Explosion der amerikanischen Atombombe »Crossroads Baker« 27 Meter unter Wasser auf dem Bikini-Atoll im Pazifik am 25. Juli 1946

Nuklearstrategie im Kalten Krieg

Mit den Abwürfen der Atombomben über Hiroshima und Nagasaki im August 1945 änderte sich das Verständnis von Kriegen fundamental. Eine scheinbar nicht enden wollende Eskalation des Konflikts wie in den beiden Weltkriegen war fortan nicht mehr möglich. Denn nachdem auch die Sowjetunion 1949 ihre erste Atombombe erfolgreich gezündet hatte und Großbritannien 1952 gefolgt war, hätte ein Masseneinsatz dieser neuen Waffe zu Verwüstungen gigantischen Ausmaßes, ja sogar zur Vernichtung der Menschheit führen können.

Nuklearwaffen waren also zentral für das Verständnis eines möglichen Krieges zwischen den beiden Supermächten USA und Sowjetunion und bestimmten die Strategie der USA sowie der NATO. Ziel dieser Strategie war die Verhinderung eines Krieges durch Abschreckung. Ihren Kern bildete die Androhung einer massive retaliation, also eines massiven nuklearen Vergeltungsschlages, für den Fall eines sowjetischen Angriffs. Indem für die Sowjetunion als potenziellen Angreifer ein unkalkulierbares Risiko entstand, sollte die Friedfertigkeit der östlichen Supermacht erzwungen werden. Die operativen Vorstellungen [14]von der gemeinsamen Verteidigung des transatlantischen Bündnisgebiets lieferte die sogenannte Schwert-Schild-Strategie.

Als »Schwert« der USA und auch der NATO dienten die amerikanischen Nuklearwaffen. Durch ihr bloßes Vorhandensein sollte die Sowjetunion von einem Krieg abgeschreckt werden. Im Fall eines dennoch erfolgenden sowjetischen konventionellen Angriffs wären die USA dank ihres technischen Vorsprungs auf dem Gebiet der nuklearen Waffen in der Lage, schnelle und wirksame Gegenschläge zur Vergeltung durchzuführen. Zudem könnten ihre mit nuklearen Bomben beladenen Langstreckenbomber auch das sowjetische Angriffspotenzial vernichten. Die letzte Entscheidung über den Einsatz der atomaren Waffen lag beim Präsidenten der USA.

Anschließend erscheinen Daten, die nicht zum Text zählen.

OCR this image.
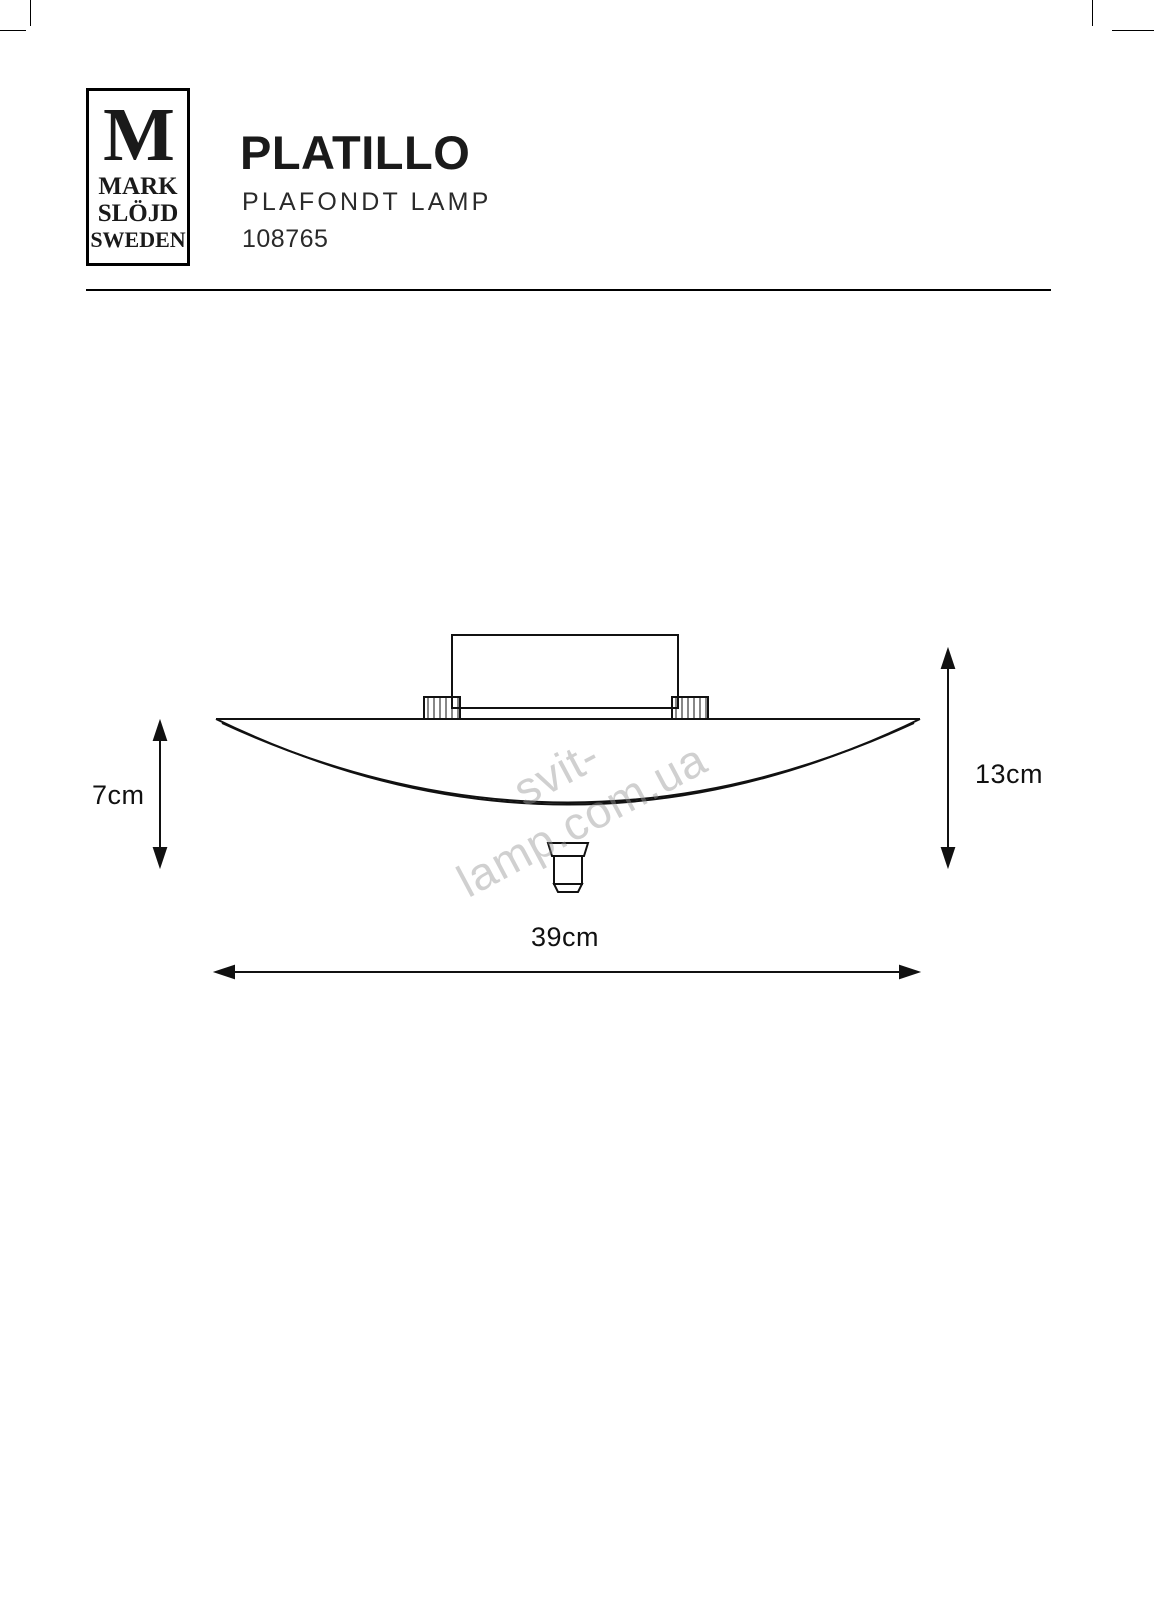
M
MARK
SLÖJD
SWEDEN
PLATILLO
PLAFONDT LAMP
108765
7cm
13cm
39cm
svit-lamp.com.ua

Der Schild des westlichen Bündnisses sollte im Kriegsfall vor allem den Einsatz des nuklearen Schwertes ermöglichen. Ein solcher Schild wurde auf dem europäischen Kontinent vom Nordkap bis zum Kaukasus mit Schwerpunkt in Mitteleuropa errichtet. Den größten Teil des Schildes bildeten die konventionellen Waffen, über welche die westeuropäischen Armeen, ihre Luftstreitkräfte und ihre Seestreitkräfte verfügten. Neben den westeuropäischen Truppen blieben amerikanische Verbände als eine Art Stolperdraht in Westeuropa. ›Stolperten‹ angreifende sowjetische Truppen über diesen Draht, würde dies automatisch den Einsatz der Nuklearwaffen der USA auslösen.

Der Langstreckenbomber vom Typ Tupolew Tu 95 bildete das Rückgrat der sowjetischen Bomberflotte. Er vermochte US-Gebiet zu erreichen und galt als Pendant zur amerikanischen Boeing B-52-Stratofortress.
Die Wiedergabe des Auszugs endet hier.